Tiquisate (/es/) is a city and a municipality in the Escuintla department of Guatemala. It covers an area of approximately 468.1 km2. As per 2023 estimates, it has a population of about 64,537 inhabitants.

==Geography==
Tiquisate is a municipality in the Escuintla Department in Guatemala. It is spread over an area of 468.1 km2. It lies in the north eastern part of the department, about 90 km from the departmental capital of Escuintla and 147 km from the national capital of Guatemala city. It borders the municipalities of Río Bravo to the north, Nueva Concepción to the east, Santo Domingo Suchitepéquez to the west, San José El Idolo and Chicacao to the north east and Pacific Ocean to the south. It is bound by the Madre Vieja River to the east, and Nahualate River to the west.

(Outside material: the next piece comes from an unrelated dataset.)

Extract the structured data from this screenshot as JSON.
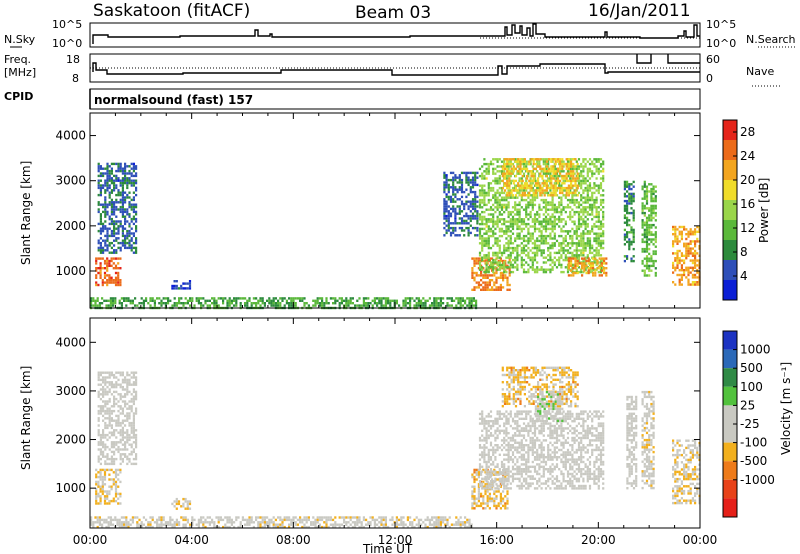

Located at an elevation of 90.7 m above sea level, Tiquisate has a tropical monsoon climate (Köppen climate classification: Am). The municipality has an average annual temperature of 26.09 C, and receives about 123.47 mm of rainfall annually.

==Demographics and economy==
The municipality had an estimated population of 64,537 inhabitants in 2023. The population consisted of 33,007 males and 31,530 females. About 29.7% of the population was below the age of fourteen, and 5.7% was over the age of 65 years. The population was evenly split between urban (51%) and rural (49%) areas. About 69.3% of the inhabitants were born in the same municipality. Ladinos (96.4%) formed the major ethnic group, with Maya (2.8%) forming a small minority. The municipality had a literacy rate of 85.1%, and Spanish (97.5%) was the most spoken language.

Agriculture is the major economic activity in the town. Other small scale industries include agro based industries and handicrafts.